Wednesday, 15 January 2014

Crying Over You

I fear that my daughter has been possessed by the Joker.  Yeah, that's right, Batman's nemesis.  For the past few days her mood swings, fits and tantrums would stand out as diabolically ridiculous, even inside the padded walls of Gotham's Elizabeth Arkham Asylum for the Criminally Insane.

Some time last year I stumbled upon the now viral blog Reasons My Son Is Crying which is truly hilarious and apparently going to become a book later this spring...so flag your Amazon wish lists.  I have found recently through experience that these tantrums are much more funny when they are happening on your computer screen and not when they are making you late for work.



Here are a select few of the triggers or events that have caused complete emotional meltdowns over the past few days:

What happened: While cleaning up toddler urine off of our couch I, calmly, softly and sweetly asked Molly to tell me when she had to go potty.
Proportional Response: Molly lay down on the floor and screamed, "I don't have to go potty!" - of course you don't, you just peed all over our couch.

What happened: Molly wanted to drink apple juice in front of an episode of The Backyardigans in a cup.  I told her she could have it in a sippy cup or could drink it without a lid while sitting on a chair in the kitchen.
Proportional Response: Crocodile tears and yelling, "Ma juice, Ma juice!" at the top of her lungs - although spilled apple juice might combat the stench of urine emanating from our couch.  I may have to revisit this decision.
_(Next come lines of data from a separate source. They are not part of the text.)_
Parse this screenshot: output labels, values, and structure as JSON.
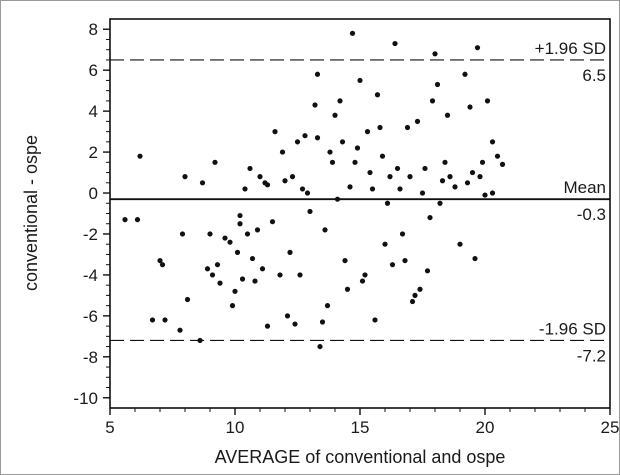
{
  "chart_data": {
    "type": "scatter",
    "title": "",
    "xlabel": "AVERAGE of conventional and ospe",
    "ylabel": "conventional - ospe",
    "xlim": [
      5,
      25
    ],
    "ylim": [
      -10.5,
      8.5
    ],
    "x_ticks": [
      5,
      10,
      15,
      20,
      25
    ],
    "y_ticks": [
      -10,
      -8,
      -6,
      -4,
      -2,
      0,
      2,
      4,
      6,
      8
    ],
    "grid": false,
    "reference_lines": [
      {
        "label": "+1.96 SD",
        "value_label": "6.5",
        "y": 6.5,
        "style": "dashed"
      },
      {
        "label": "Mean",
        "value_label": "-0.3",
        "y": -0.3,
        "style": "solid"
      },
      {
        "label": "-1.96 SD",
        "value_label": "-7.2",
        "y": -7.2,
        "style": "dashed"
      }
    ],
    "colors": {
      "points": "#111111",
      "lines": "#111111",
      "axes": "#111111"
    },
    "points": [
      [
        5.6,
        -1.3
      ],
      [
        6.1,
        -1.3
      ],
      [
        6.2,
        1.8
      ],
      [
        6.7,
        -6.2
      ],
      [
        7.0,
        -3.3
      ],
      [
        7.1,
        -3.5
      ],
      [
        7.2,
        -6.2
      ],
      [
        7.8,
        -6.7
      ],
      [
        7.9,
        -2.0
      ],
      [
        8.0,
        0.8
      ],
      [
        8.1,
        -5.2
      ],
      [
        8.6,
        -7.2
      ],
      [
        8.7,
        0.5
      ],
      [
        8.9,
        -3.7
      ],
      [
        9.0,
        -2.0
      ],
      [
        9.1,
        -4.0
      ],
      [
        9.2,
        1.5
      ],
      [
        9.3,
        -3.5
      ],
      [
        9.4,
        -4.4
      ],
      [
        9.6,
        -2.2
      ],
      [
        9.8,
        -2.4
      ],
      [
        9.9,
        -5.5
      ],
      [
        10.0,
        -4.8
      ],
      [
        10.1,
        -2.9
      ],
      [
        10.2,
        -1.1
      ],
      [
        10.2,
        -1.5
      ],
      [
        10.3,
        -4.2
      ],
      [
        10.4,
        0.2
      ],
      [
        10.5,
        -2.0
      ],
      [
        10.6,
        1.2
      ],
      [
        10.7,
        -3.2
      ],
      [
        10.8,
        -4.3
      ],
      [
        10.9,
        -1.8
      ],
      [
        11.0,
        0.8
      ],
      [
        11.1,
        -3.7
      ],
      [
        11.2,
        0.5
      ],
      [
        11.3,
        -6.5
      ],
      [
        11.3,
        0.4
      ],
      [
        11.5,
        -1.4
      ],
      [
        11.6,
        3.0
      ],
      [
        11.8,
        -4.0
      ],
      [
        11.9,
        2.0
      ],
      [
        12.0,
        0.6
      ],
      [
        12.1,
        -6.0
      ],
      [
        12.2,
        -2.9
      ],
      [
        12.3,
        0.8
      ],
      [
        12.4,
        -6.4
      ],
      [
        12.5,
        2.5
      ],
      [
        12.6,
        -4.0
      ],
      [
        12.7,
        0.2
      ],
      [
        12.8,
        2.8
      ],
      [
        12.9,
        0.0
      ],
      [
        13.0,
        -0.9
      ],
      [
        13.2,
        4.3
      ],
      [
        13.3,
        5.8
      ],
      [
        13.3,
        2.7
      ],
      [
        13.4,
        -7.5
      ],
      [
        13.5,
        -6.3
      ],
      [
        13.6,
        -1.8
      ],
      [
        13.7,
        -5.5
      ],
      [
        13.8,
        2.0
      ],
      [
        13.9,
        1.5
      ],
      [
        14.0,
        3.8
      ],
      [
        14.1,
        -0.3
      ],
      [
        14.2,
        4.5
      ],
      [
        14.3,
        2.5
      ],
      [
        14.4,
        -3.3
      ],
      [
        14.5,
        -4.7
      ],
      [
        14.6,
        0.3
      ],
      [
        14.7,
        7.8
      ],
      [
        14.8,
        1.5
      ],
      [
        14.9,
        2.2
      ],
      [
        15.0,
        5.5
      ],
      [
        15.1,
        -4.3
      ],
      [
        15.2,
        -4.0
      ],
      [
        15.3,
        3.0
      ],
      [
        15.4,
        1.0
      ],
      [
        15.5,
        0.2
      ],
      [
        15.6,
        -6.2
      ],
      [
        15.7,
        4.8
      ],
      [
        15.8,
        3.2
      ],
      [
        15.9,
        1.8
      ],
      [
        16.0,
        -2.5
      ],
      [
        16.1,
        -0.5
      ],
      [
        16.2,
        0.8
      ],
      [
        16.3,
        -3.5
      ],
      [
        16.4,
        7.3
      ],
      [
        16.5,
        1.2
      ],
      [
        16.6,
        0.2
      ],
      [
        16.7,
        -2.0
      ],
      [
        16.8,
        -3.3
      ],
      [
        16.9,
        3.2
      ],
      [
        17.0,
        0.8
      ],
      [
        17.1,
        -5.3
      ],
      [
        17.2,
        -5.0
      ],
      [
        17.3,
        3.5
      ],
      [
        17.4,
        -4.7
      ],
      [
        17.5,
        0.0
      ],
      [
        17.6,
        1.2
      ],
      [
        17.7,
        -3.8
      ],
      [
        17.8,
        -1.2
      ],
      [
        17.9,
        4.5
      ],
      [
        18.0,
        6.8
      ],
      [
        18.1,
        5.3
      ],
      [
        18.2,
        -0.5
      ],
      [
        18.3,
        0.6
      ],
      [
        18.4,
        1.5
      ],
      [
        18.5,
        3.8
      ],
      [
        18.6,
        0.8
      ],
      [
        18.8,
        0.3
      ],
      [
        19.0,
        -2.5
      ],
      [
        19.2,
        5.8
      ],
      [
        19.3,
        0.5
      ],
      [
        19.4,
        4.2
      ],
      [
        19.5,
        1.0
      ],
      [
        19.6,
        -3.2
      ],
      [
        19.7,
        7.1
      ],
      [
        19.8,
        0.8
      ],
      [
        19.9,
        1.5
      ],
      [
        20.0,
        -0.1
      ],
      [
        20.1,
        4.5
      ],
      [
        20.3,
        2.5
      ],
      [
        20.5,
        1.8
      ],
      [
        20.7,
        1.4
      ],
      [
        20.3,
        0.0
      ]
    ]
  }
}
What happened: I refused to hold Molly while I chopped up spinach and cooked dinner because everything I was doing was hot, sharp and dangerous.  So, I asked her to play with daddy instead.
Proportional Response: To thrash around on the kitchen floor and scream until Jack decided that it would be funny to imitate Molly, only with pauses to see if mom and dad are laughing at his wit* and giggle maniacally.   To escalate the situation further Molly accused her brother of hitting her. He was not.

What happened: Dad told Molly it was bath time.
Proportional Response: Crying.
What happened next: Dad brought you upstairs for bath.
Proportional Response: Crying and screaming, "NO BATH!" as if the water was filled with hungry piranhas.
What happened: I washed Molly's hair.
Proportional Response: Crying, followed by accusations that  Jack was hitting, again.  He was not.
What happened: Molly was told if she did not stop crying she would be taken out of the bath, tears continued, so Molly was removed from the bath.
Proportional Response: Tears, begging, pleading and bargaining to get back into the bath.

What happened: You know that scene from Cinderella when Anastasia and Drizella throw away their beads and sash because they don't want them any more, but tear Cinderella's dress to shreds because she used these discarded items?  Replace beads and sash with Nutrigrain bar and sippy cup filled with milk and make Cinderella Jack in this morning's incident
Proportional Response: Me yelling, "You'rr daddy's bleeping* problem now! Jack and I will meet you in the car."


  I was nominated for VoiceBoks Top 50 Hilariously Funny Parent Bloggers - If you can please take the time to vote for my blog http://voiceboks.com/top-50-hilariously-funny-nominated-parent-bloggers-2014/- Just click and vote for me (Multiple Momstrosity)


*Wocka, Wocka, Wocka!  Yeah we totally were.
**I didn't say bleep and am hoping that this colourful language doesn't make it into daycare.